He sees the way the Fire Prince puts the pieces together, the minute widening of his eyes in realization, before Boomerang comes wheeling back and he’s forced to take another step left— and off the edge of the ship— to dodge it.
“Aang!” Sokka yells, praying to the spirits that the boy hadn’t been too preoccupied by seeing Katara again to pay attention to the murderous ashmaker that came chasing after him. “Now!”
A fierce gust of wind answers him, and the Fire Prince, already slightly unbalanced by his dodge, disappears over the side of the ship with a hoarse shout of rage.
Sokka catches Boomerang proudly, before leaning forward to take a peak over the edge. He’s expecting to see pointed armor sinking into the waves, steam melting out of the chunks of sea drift ice—
Sokka yelps.
Halfway down the flank of the vessel, the Fire Prince dangles by his fingertips, face twisted in concentration. The glare that appears when he sees Sokka peeking over the edge will emblazon itself across Sokka’s nightmares for months to come.

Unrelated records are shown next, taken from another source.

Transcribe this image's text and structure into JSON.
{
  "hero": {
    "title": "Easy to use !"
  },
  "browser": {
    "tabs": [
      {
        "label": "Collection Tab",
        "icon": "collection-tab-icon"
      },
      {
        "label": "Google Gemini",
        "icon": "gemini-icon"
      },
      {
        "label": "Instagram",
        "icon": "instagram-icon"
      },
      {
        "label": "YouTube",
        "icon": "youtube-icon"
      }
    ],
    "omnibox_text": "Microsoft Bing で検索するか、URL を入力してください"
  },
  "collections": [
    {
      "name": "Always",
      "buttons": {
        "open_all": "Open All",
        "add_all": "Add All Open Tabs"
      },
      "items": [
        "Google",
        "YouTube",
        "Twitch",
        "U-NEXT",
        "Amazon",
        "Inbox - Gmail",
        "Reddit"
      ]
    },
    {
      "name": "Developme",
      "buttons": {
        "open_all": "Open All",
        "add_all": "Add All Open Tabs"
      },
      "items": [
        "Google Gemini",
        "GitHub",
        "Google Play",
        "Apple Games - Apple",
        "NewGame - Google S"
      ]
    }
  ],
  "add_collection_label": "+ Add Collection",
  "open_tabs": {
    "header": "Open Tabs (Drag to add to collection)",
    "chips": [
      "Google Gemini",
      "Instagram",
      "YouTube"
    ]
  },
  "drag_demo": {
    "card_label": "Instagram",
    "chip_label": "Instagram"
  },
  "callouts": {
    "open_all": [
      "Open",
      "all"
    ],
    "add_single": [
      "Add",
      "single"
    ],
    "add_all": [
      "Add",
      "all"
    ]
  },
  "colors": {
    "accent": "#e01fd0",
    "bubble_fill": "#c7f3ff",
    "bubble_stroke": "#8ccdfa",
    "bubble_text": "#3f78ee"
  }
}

The Prince opens his mouth and Sokka thinks that he’ll yell. Maybe threaten Sokka, maybe insult him. Call him a peasant again or something— he seems to enjoy making that particular jab. Anyways, the point is that Sokka is ready for some verbal sparring.

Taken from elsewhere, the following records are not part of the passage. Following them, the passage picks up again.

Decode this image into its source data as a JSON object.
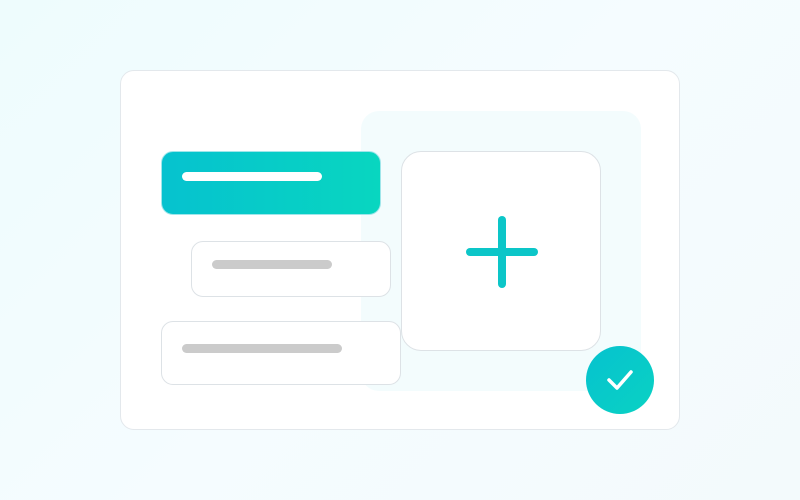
{
  "theme": {
    "accent": "#06c2cf",
    "accent_secondary": "#08d6c0",
    "placeholder_bar": "#cbcbcb",
    "border": "#dde2e6",
    "background": "#eefcfd"
  },
  "list": {
    "items": [
      {
        "state": "selected",
        "icon": "none"
      },
      {
        "state": "default",
        "icon": "none"
      },
      {
        "state": "default",
        "icon": "none"
      }
    ]
  },
  "add_tile": {
    "icon": "plus-icon"
  },
  "confirm": {
    "icon": "check-icon"
  }
}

In fact, he might even anticipate it.
Then a yellowy something flares behind the Prince’s teeth and he breathes fire.
Sokka throws himself backwards just in time, but the heat of the flame singes his eyelashes and for a brief, terrible instant, he remembers the day when his face was set ablaze. His hands tremble as he shoves himself up off of the deck and he’s still shaken when he makes it back to Appa.

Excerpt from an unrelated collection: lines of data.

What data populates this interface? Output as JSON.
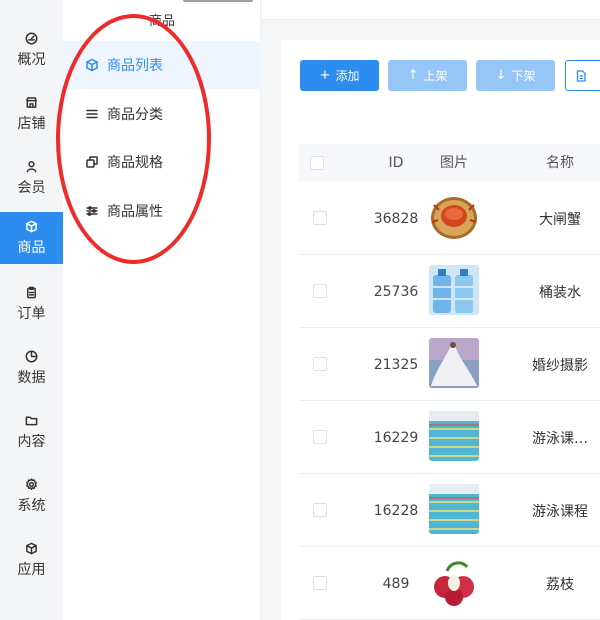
{
  "rail": {
    "items": [
      {
        "label": "概况",
        "icon": "dashboard-icon"
      },
      {
        "label": "店铺",
        "icon": "store-icon"
      },
      {
        "label": "会员",
        "icon": "user-icon"
      },
      {
        "label": "商品",
        "icon": "cube-icon",
        "active": true
      },
      {
        "label": "订单",
        "icon": "clipboard-icon"
      },
      {
        "label": "数据",
        "icon": "pie-chart-icon"
      },
      {
        "label": "内容",
        "icon": "folder-icon"
      },
      {
        "label": "系统",
        "icon": "gear-icon"
      },
      {
        "label": "应用",
        "icon": "cube-icon"
      }
    ]
  },
  "submenu": {
    "title": "商品",
    "items": [
      {
        "label": "商品列表",
        "icon": "cube-icon",
        "active": true
      },
      {
        "label": "商品分类",
        "icon": "list-icon"
      },
      {
        "label": "商品规格",
        "icon": "copy-icon"
      },
      {
        "label": "商品属性",
        "icon": "sliders-icon"
      }
    ]
  },
  "toolbar": {
    "add_label": "添加",
    "on_shelf_label": "上架",
    "off_shelf_label": "下架"
  },
  "table": {
    "columns": [
      "ID",
      "图片",
      "名称"
    ],
    "rows": [
      {
        "id": "36828",
        "name": "大闸蟹"
      },
      {
        "id": "25736",
        "name": "桶装水"
      },
      {
        "id": "21325",
        "name": "婚纱摄影"
      },
      {
        "id": "16229",
        "name": "游泳课…"
      },
      {
        "id": "16228",
        "name": "游泳课程"
      },
      {
        "id": "489",
        "name": "荔枝"
      }
    ]
  },
  "colors": {
    "primary": "#2d8cf0",
    "disabled": "#96c6f8",
    "annotation": "#ee2b2b"
  }
}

As they lift off and Aang brings an avalanche down on the ashmakers ship, he peers over the side of the saddle and sees the Fire Prince— back on the deck already— staring after them with hateful yellow eyes.
The eyes of a monster.
Sokka shudders and looks away.
Even as the ship dwindles on the horizon, floundering and swamp in sheets of crushed ice, Sokka feels the burn of those ugly yellow eyes.
Later, as they approach the Air Temple, Katara raises the question that Sokka has been dreading ever since the Fire Prince’s face was revealed.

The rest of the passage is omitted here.